Lúa se marchó a otra ciudad con su familia. Pasados diez años volvió a la ciudad de su infancia y adolescencia. Lo primero que hizo fue ir a visitar el colegio, corrió por el pasillo, manchó sus manos de tiza, y fue a ver por la ventana. Ya no necesitaba ponerse de puntillas para ver la casa de la bruja… Colocó sus manos manchadas de tiza sobre los cristales y miro la casa de María. Una triste hiedra cobijaba la casa y la abrigaba de la fría ausencia de su dueña.

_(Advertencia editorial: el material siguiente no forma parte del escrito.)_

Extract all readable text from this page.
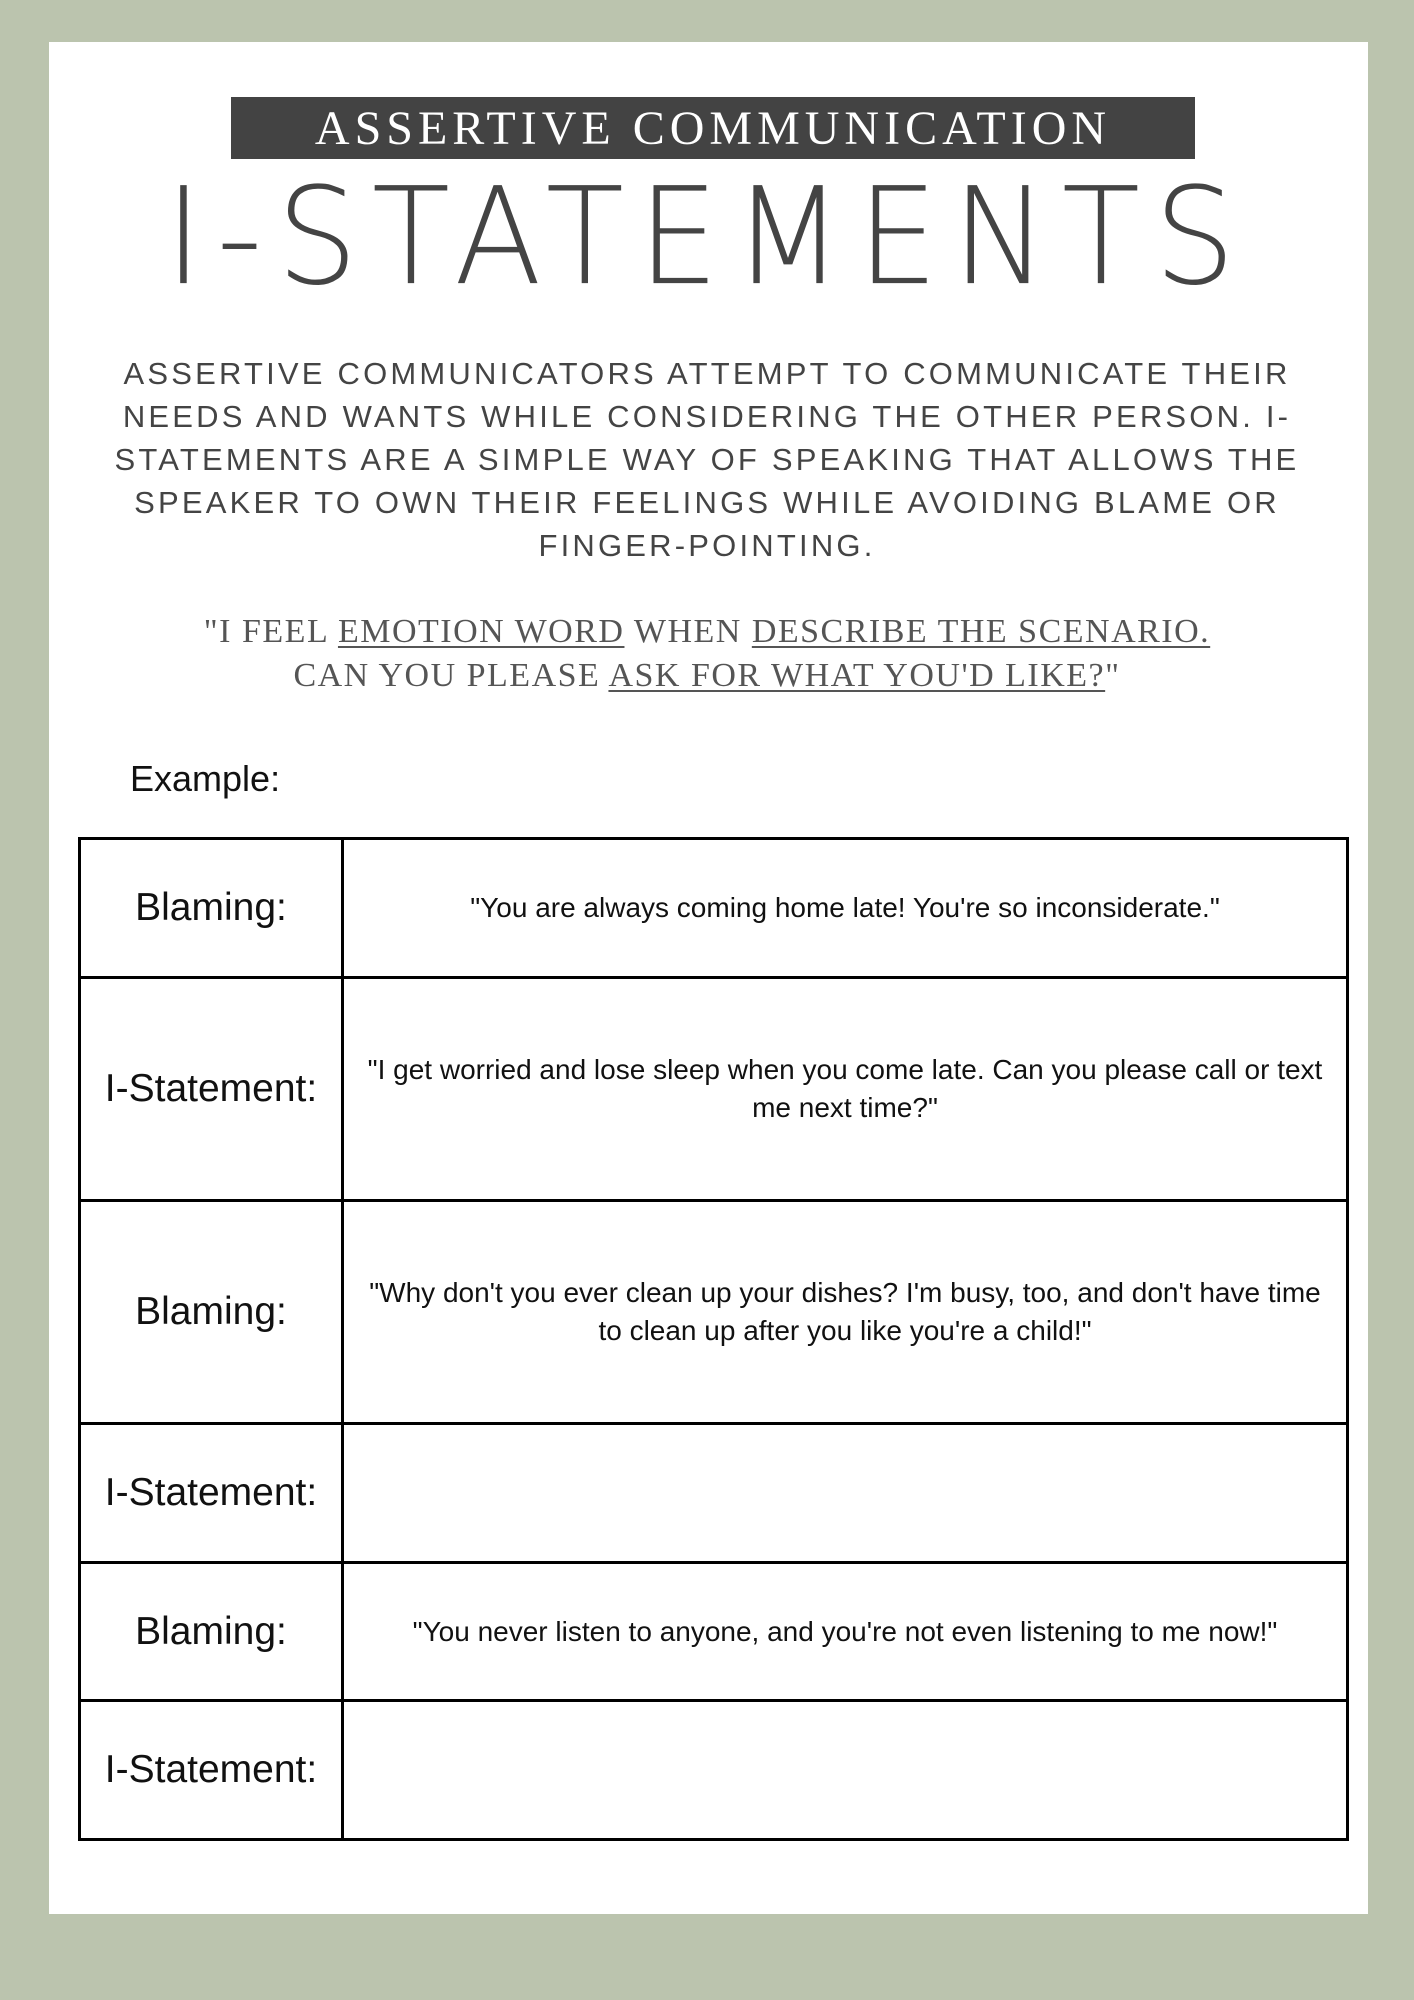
ASSERTIVE COMMUNICATION
I-STATEMENTS
ASSERTIVE COMMUNICATORS ATTEMPT TO COMMUNICATE THEIR NEEDS AND WANTS WHILE CONSIDERING THE OTHER PERSON. I-STATEMENTS ARE A SIMPLE WAY OF SPEAKING THAT ALLOWS THE SPEAKER TO OWN THEIR FEELINGS WHILE AVOIDING BLAME OR FINGER-POINTING.
"I FEEL EMOTION WORD WHEN DESCRIBE THE SCENARIO.
CAN YOU PLEASE ASK FOR WHAT YOU'D LIKE?"
Example:
Blaming:	"You are always coming home late! You're so inconsiderate."
I-Statement:	"I get worried and lose sleep when you come late. Can you please call or text me next time?"
Blaming:	"Why don't you ever clean up your dishes? I'm busy, too, and don't have time to clean up after you like you're a child!"
I-Statement:	
Blaming:	"You never listen to anyone, and you're not even listening to me now!"
I-Statement:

Al día siguiente… Lúa fue al cementerio municipal, pero María no estaba allí. Sus restos mortales dormían en el pequeño cementerio que había al lado… El de los ateos, los rojos, los suicidas, los brujos, los malos, aquellos que los hijos de Dios… no aceptaban en su tierra santa. Entró en el cementerio de “los malos” y la buscó… Bajo la alta hierba se adivinaba una sepultura… y una pequeña lápida con su nombre y apellidos daba fe de que ella dormía para siempre allí. Lúa se arrodilló ante la cama térrea de María y unas pequeñas lágrimas se pusieron de puntillas… y comenzaron a bailar en sus ojos. Aquel no era el lugar en el que tenía que descansar María. Ella era una mujer sabia, honorable, sencilla, digna, empática y solidaria, una doctora de la Naturaleza… y, tal vez, una hada mágica, pero hasta en su muerte la habían desconocido, la habían equivocado, la habían crucificado.

Camino de su coche… Lúa miro hacia el pequeño cementerio y se prometió que llevaría a María a su huerto, y allí sería mimada y amada por sus plantas medicinales y sus flores. Lúa entró en su coche, agachó la cabeza para introducir las llaves en el contacto… y cuando la levantó, miró en el cristal unas huellas de tiza de unas delgadas y pequeñas manos, que formaban un precioso lienzo cristalino. Lúa miró al cementerio y sonrió. Aquel era el abrazo que le enviaba María… la Bruja Sabia, desde donde quiera que estuviese.

María Purificación Nogueira Domínguez.